As the years passed she would grow to understand what a barista was and fall in love with what baristas do: make coffee and connect with people. After interviewing and winning them over with her enthusiasm and wildly loving demeanor, the job was hers. It was through her job as a barista that she discovered Jesus in a real and intricate way.

Asmita knew about Christianity — she went to a Christian school at a time when evangelization was very prevalent in Nepal. “But no one ever told me I could actually have a personal relationship with Christ,” she said. A friend who Asmita met through the cafe poured into her regularly and showed her the radiant and abundant path to eternal life. 

“Growing up Hindu I used to think: ‘If God is real, then why doesn’t he talk with us? Either he doesn’t care about us, or he doesn’t exist at all,” she shared, “But then I started seeing the difference and Jesus started becoming more real to me. He was no longer just another god who didn’t speak,” she said. I took a sip of my coffee, swallowing tears, thanking God that He could reach so far and so deeply into this sweet woman’s heart.
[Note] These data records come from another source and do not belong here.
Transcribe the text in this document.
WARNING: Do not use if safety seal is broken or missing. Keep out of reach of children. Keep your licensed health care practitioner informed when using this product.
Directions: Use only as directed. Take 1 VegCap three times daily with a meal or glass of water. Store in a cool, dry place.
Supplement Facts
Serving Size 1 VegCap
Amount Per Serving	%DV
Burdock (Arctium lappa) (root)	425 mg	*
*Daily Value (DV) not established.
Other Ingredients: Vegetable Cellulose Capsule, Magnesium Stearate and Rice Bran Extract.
With elaborate hand gestures and a constant singsong pitch to her voice, she told me about her plans for the future. They were no longer plans dictated by the rigidity of her culture, but by a powerful God who desires to use her and grow her. Her life is committed to people, to serving them (coffee and other things), loving them, and sharing the Light of the World with them. She does take care of her mother, who has also professed Jesus as Lord, and trusts God will provide what He says He will provide. 

“If I invest my life in His people, God will take care of me,” she exhaled. “A lot of times God will allow me to carry the pain for other people or even for a whole nation.” But that’s just what Jesus does. 

“He also struggled … that’s why he is so full of compassion and mercy for us,” she said with a content grin. “It’s so amazing to see how His will has become my will.”